Some of us have been trying to drive this point though for some time:

  99.99% of all programmers have no idea what a leap-second is.

100.00% of everybody live on a planet whose rotation is slowing by a
couple of milliseconds per day per century.

I'm sure we could identify a wealth of other issues upon which some
large majority of programmers, engineers, system designers and other
agents for technological change share a lack of vision.  The question
remains whether a leap second (or other obscure fact of the universe
like - say - general relativity) is (a) physically necessary and is
(b) pregnant in implications for humankind.

All proposals being entertained agree that leap seconds (or 3600
packaged as a leap hour) are physically necessary.  The question is
whether the implications can be ignored.  I assert not.  "Some of us"
- that is, you - assert that no possible harm can come to billions of
people and millions of intertwined technological systems from
allowing leap seconds to pile up over the course of centuries.  Your
position isn't a point to be driven home, it is a complex topology of
ramifications that we would be far closer to understanding if we
actually pursued the obvious risk and cost/benefit analyses.
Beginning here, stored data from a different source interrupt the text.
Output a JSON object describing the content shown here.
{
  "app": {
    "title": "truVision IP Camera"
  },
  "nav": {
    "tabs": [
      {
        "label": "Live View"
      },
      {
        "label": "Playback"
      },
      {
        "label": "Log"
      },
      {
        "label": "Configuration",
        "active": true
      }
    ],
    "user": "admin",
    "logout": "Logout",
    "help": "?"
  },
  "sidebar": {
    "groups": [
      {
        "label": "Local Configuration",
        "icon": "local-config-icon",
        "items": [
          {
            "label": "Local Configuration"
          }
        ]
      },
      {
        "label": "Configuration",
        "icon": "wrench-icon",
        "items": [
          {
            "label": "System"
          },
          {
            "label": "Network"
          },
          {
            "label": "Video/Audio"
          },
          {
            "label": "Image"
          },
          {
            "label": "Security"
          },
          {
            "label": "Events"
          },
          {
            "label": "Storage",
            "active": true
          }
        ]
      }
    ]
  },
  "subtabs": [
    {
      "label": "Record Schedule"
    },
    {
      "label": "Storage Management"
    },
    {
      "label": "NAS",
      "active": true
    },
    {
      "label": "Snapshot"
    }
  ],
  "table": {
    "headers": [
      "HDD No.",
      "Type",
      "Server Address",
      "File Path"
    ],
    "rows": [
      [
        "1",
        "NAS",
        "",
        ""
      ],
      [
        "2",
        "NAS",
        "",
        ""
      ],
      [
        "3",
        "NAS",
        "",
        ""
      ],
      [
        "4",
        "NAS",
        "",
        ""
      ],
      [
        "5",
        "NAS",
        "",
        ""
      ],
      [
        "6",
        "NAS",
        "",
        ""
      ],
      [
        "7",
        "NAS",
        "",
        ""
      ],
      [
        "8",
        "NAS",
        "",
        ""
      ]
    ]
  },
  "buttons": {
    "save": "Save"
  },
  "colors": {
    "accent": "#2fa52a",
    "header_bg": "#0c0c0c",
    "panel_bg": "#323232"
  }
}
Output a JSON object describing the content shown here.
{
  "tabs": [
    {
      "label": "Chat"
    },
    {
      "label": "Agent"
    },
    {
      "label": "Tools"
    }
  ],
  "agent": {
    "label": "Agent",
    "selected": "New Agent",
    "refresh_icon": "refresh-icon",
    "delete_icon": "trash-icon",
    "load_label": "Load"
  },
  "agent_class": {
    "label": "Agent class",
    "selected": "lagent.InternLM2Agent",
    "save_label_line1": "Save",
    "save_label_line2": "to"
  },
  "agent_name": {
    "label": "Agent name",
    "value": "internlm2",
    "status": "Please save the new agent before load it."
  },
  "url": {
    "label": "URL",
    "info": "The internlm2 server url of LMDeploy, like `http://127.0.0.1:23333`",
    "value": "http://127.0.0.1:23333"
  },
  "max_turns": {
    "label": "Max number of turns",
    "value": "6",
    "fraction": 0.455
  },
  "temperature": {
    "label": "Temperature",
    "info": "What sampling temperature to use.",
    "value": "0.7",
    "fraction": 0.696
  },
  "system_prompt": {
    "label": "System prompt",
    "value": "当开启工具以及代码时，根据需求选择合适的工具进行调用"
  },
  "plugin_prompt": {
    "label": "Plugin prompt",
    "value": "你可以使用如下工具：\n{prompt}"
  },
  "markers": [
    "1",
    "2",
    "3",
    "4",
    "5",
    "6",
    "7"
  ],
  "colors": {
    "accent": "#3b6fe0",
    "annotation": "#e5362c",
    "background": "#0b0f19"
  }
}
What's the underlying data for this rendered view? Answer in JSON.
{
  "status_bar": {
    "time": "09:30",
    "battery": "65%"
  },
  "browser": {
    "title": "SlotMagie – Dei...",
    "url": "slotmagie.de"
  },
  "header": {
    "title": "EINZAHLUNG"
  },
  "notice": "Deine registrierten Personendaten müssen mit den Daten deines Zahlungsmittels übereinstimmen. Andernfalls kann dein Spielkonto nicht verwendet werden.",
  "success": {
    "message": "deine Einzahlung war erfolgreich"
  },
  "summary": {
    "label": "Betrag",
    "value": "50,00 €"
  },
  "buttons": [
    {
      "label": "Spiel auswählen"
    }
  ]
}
And these are the people who program the technology that runs our

Might not education be a more appropriate cure for ignorance?  Start
by making the ITU document public.

Think about it next time you press a button.

Think about general relativity and big blobby terrestrial planets the
next time you're zipping along at a couple hundred meters/second, 10
kilometers up in a metallurgist's realization of an aerodynamicist's
dream.  Shall we seek ways for the metallurgist to ignore solid state
physics or the airframe designer, fluid dynamics?

The Earth rotates.  For some purposes, some people can ignore this.
For other purposes, other people can't.  Deciding the implications
requires actual thought and planning.  Is this really a radical notion?